徐婷面无表情,好像没了神魂一般,杵在原地。
“徐婷,你在听吗?”胡青白说了半天,才发现徐婷没有一点反应。
“是真的吗……胡老师……”徐婷没有听见胡青白的一句话,过了好久,像是还魂一样,突然开口。
胡青白一愣,咽下去了还没说出来的话,来回踱了两步,用力按了按徐婷的肩膀:“回宿舍吧,想哭就哭,这几天我会安排你的班带课……回去吧……”
“是……”不知道为什么,徐婷没有一滴眼泪,可是腿脚好像都不听使唤了,怎么也挪不动。
重新剪了短发的艾晓茜出现在门口,探进脑袋来:“徐婷你在这啊?月考成绩出来了,叫上何婧,晚上我们开个分析会。”
“我给徐婷放假了。”胡青白说着,便向一脸疑惑的艾晓茜迎了过去,耳语几句。艾晓茜露出了难以置信的表情,想去安慰一下徐婷,被胡青白拉住了。
“走吧,该忙什么忙什么……我们帮不了她……”胡青白叹了口气,说道。
艾晓茜泪水在眼眶里打转,点点头。
几天的时间里,东门市的苟家连锁快餐总店都是大门紧闭,没有营业,让打算来饱口福的职工和元老们很是奇怪,要知道这个苟家快餐作为澳洲人最早扶 持的本地企业企业之一,一向都是打鸡血似的存在。当象征家里有人从军服役的“军人之家”牌子换成了“光荣之家”牌子后,所有人都明白了,这四个字意味着“烈属”,大家都知道苟老板唯一的儿子在伏波军服役,以此为荣的苟老板没少显摆……于是,那些常来常往的回头客们也不觉悲伤起来。今天,苟家总店终于有了消息——苟老板得知儿子战死,急火攻心,突发脑溢血,去世了。苟母一夜之间失去了儿子,失去了丈夫,在绝望与悲伤中自缢身亡。是一个伙计发现的,早晨去给苟夫人送账簿,怎么喊也没人应,透过门缝看到苟夫人安静地挂在房梁上,墙上是老伴和孩子的遗像。
“哎……真惨啊……”
“自古一将功成万骨枯……”
“这苟家可是最早投髡的人家之一了,不知道澳洲人如何处置?”
“澳洲人仁义,像当年博铺杀人惨案,澳洲人就没做兔死狗烹之事。”
围观群众分分议论纷纷。澳洲人已经在临高树立了拥军优属的概念,伤残、阵亡都有不错的抚恤,如果被评为“烈士”或有立功表现,还额外有钱粮,可以说是尽了人后善事。

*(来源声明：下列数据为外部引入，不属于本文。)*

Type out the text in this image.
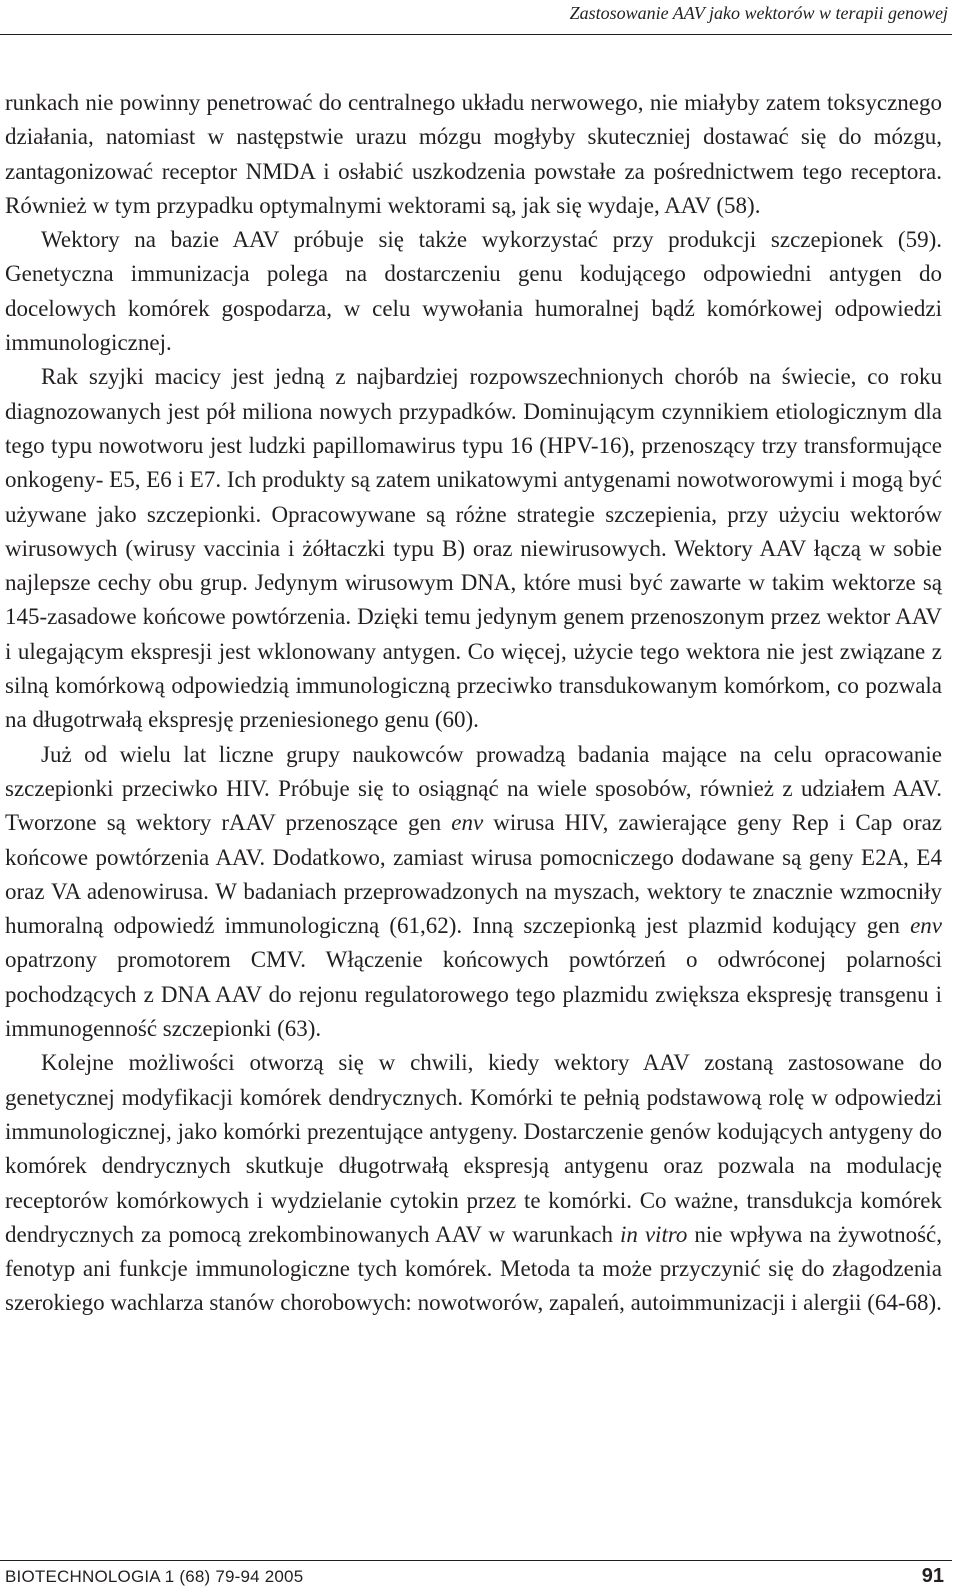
Zastosowanie AAV jako wektorów w terapii genowej

runkach nie powinny penetrować do centralnego układu nerwowego, nie miałyby zatem toksycznego działania, natomiast w następstwie urazu mózgu mogłyby skuteczniej dostawać się do mózgu, zantagonizować receptor NMDA i osłabić uszkodzenia powstałe za pośrednictwem tego receptora. Również w tym przypadku optymalnymi wektorami są, jak się wydaje, AAV (58).

Wektory na bazie AAV próbuje się także wykorzystać przy produkcji szczepionek (59). Genetyczna immunizacja polega na dostarczeniu genu kodującego odpowiedni antygen do docelowych komórek gospodarza, w celu wywołania humoralnej bądź komórkowej odpowiedzi immunologicznej.

Rak szyjki macicy jest jedną z najbardziej rozpowszechnionych chorób na świecie, co roku diagnozowanych jest pół miliona nowych przypadków. Dominującym czynnikiem etiologicznym dla tego typu nowotworu jest ludzki papillomawirus typu 16 (HPV-16), przenoszący trzy transformujące onkogeny- E5, E6 i E7. Ich produkty są zatem unikatowymi antygenami nowotworowymi i mogą być używane jako szczepionki. Opracowywane są różne strategie szczepienia, przy użyciu wektorów wirusowych (wirusy vaccinia i żółtaczki typu B) oraz niewirusowych. Wektory AAV łączą w sobie najlepsze cechy obu grup. Jedynym wirusowym DNA, które musi być zawarte w takim wektorze są 145-zasadowe końcowe powtórzenia. Dzięki temu jedynym genem przenoszonym przez wektor AAV i ulegającym ekspresji jest wklonowany antygen. Co więcej, użycie tego wektora nie jest związane z silną komórkową odpowiedzią immunologiczną przeciwko transdukowanym komórkom, co pozwala na długotrwałą ekspresję przeniesionego genu (60).

Już od wielu lat liczne grupy naukowców prowadzą badania mające na celu opracowanie szczepionki przeciwko HIV. Próbuje się to osiągnąć na wiele sposobów, również z udziałem AAV. Tworzone są wektory rAAV przenoszące gen env wirusa HIV, zawierające geny Rep i Cap oraz końcowe powtórzenia AAV. Dodatkowo, zamiast wirusa pomocniczego dodawane są geny E2A, E4 oraz VA adenowirusa. W badaniach przeprowadzonych na myszach, wektory te znacznie wzmocniły humoralną odpowiedź immunologiczną (61,62). Inną szczepionką jest plazmid kodujący gen env opatrzony promotorem CMV. Włączenie końcowych powtórzeń o odwróconej polarności pochodzących z DNA AAV do rejonu regulatorowego tego plazmidu zwiększa ekspresję transgenu i immunogenność szczepionki (63).

Kolejne możliwości otworzą się w chwili, kiedy wektory AAV zostaną zastosowane do genetycznej modyfikacji komórek dendrycznych. Komórki te pełnią podstawową rolę w odpowiedzi immunologicznej, jako komórki prezentujące antygeny. Dostarczenie genów kodujących antygeny do komórek dendrycznych skutkuje długotrwałą ekspresją antygenu oraz pozwala na modulację receptorów komórkowych i wydzielanie cytokin przez te komórki. Co ważne, transdukcja komórek dendrycznych za pomocą zrekombinowanych AAV w warunkach in vitro nie wpływa na żywotność, fenotyp ani funkcje immunologiczne tych komórek. Metoda ta może przyczynić się do złagodzenia szerokiego wachlarza stanów chorobowych: nowotworów, zapaleń, autoimmunizacji i alergii (64-68).

BIOTECHNOLOGIA 1 (68) 79-94 2005	91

可是,毕竟换不回生命的离去。
“快看快看,澳洲人来了。”
一队戴着工商袖标的警察过来了,几个商务部的元老径直进入店里。人们发现临高头号髡商林老爷、博铺大实业家何大经理,还有苟家快餐博铺店杨经理,也跟着快步走入店里。
“唉,辛辛苦苦这些年,到头来还不是便宜了外姓人。”
“是啊,苟老爷没什么家人,恐怕这苟家快餐要改杨家快餐了。”
“倒也不是,你们也得懂法,澳洲人以法家治国,上个月公布的《企业股份制改革条例》你们也得学学。澳洲法,你这产业和你个人家庭是分开的,不是一回事,有多少人参股就属于多少人,不是你一个人的。”
“这事倒也不新鲜,只是看着这东门市头号快餐就这么衰落,真是不忍啊。”
“谁告诉你苟家快餐要衰落了?”
“苟老爷一死,原来的伙计还不树倒猕猴散?”
“说你不懂法吧,你还不高兴,回头去新华书店买一本《劳务合同条例》看看。在澳洲人治下,无论做什么,哪怕是公共厕所扫大粪的,都要签订劳务合同。即便掌柜的死了,店铺还在,合同依然有效。”
“岂有此理,卖给他了?这什么道理?”
“澳洲人的道理。”
徐婷站在人群中,看着乱作一团的苟家老店,默默地转身离开。
临高大体育馆似乎被人们遗忘了。由于战争,整个 1630 年,无论是盐场杯还是秋季运动会,所有大型活动都取消了,甚至连孩子们都不来玩耍。长时间的无人问津,让这里显得破败荒凉,甚至杂草丛生,与近在咫尺的东门市的繁华格格不入。徐婷站在操场边,望着这一膝之高的杂草,想哭却哭不出来。那天同学们的球赛还历历在目,苟飞潇洒地腾空而起拦截对手的传球,是那么的英姿飒爽,难道就这么再也看不到了吗……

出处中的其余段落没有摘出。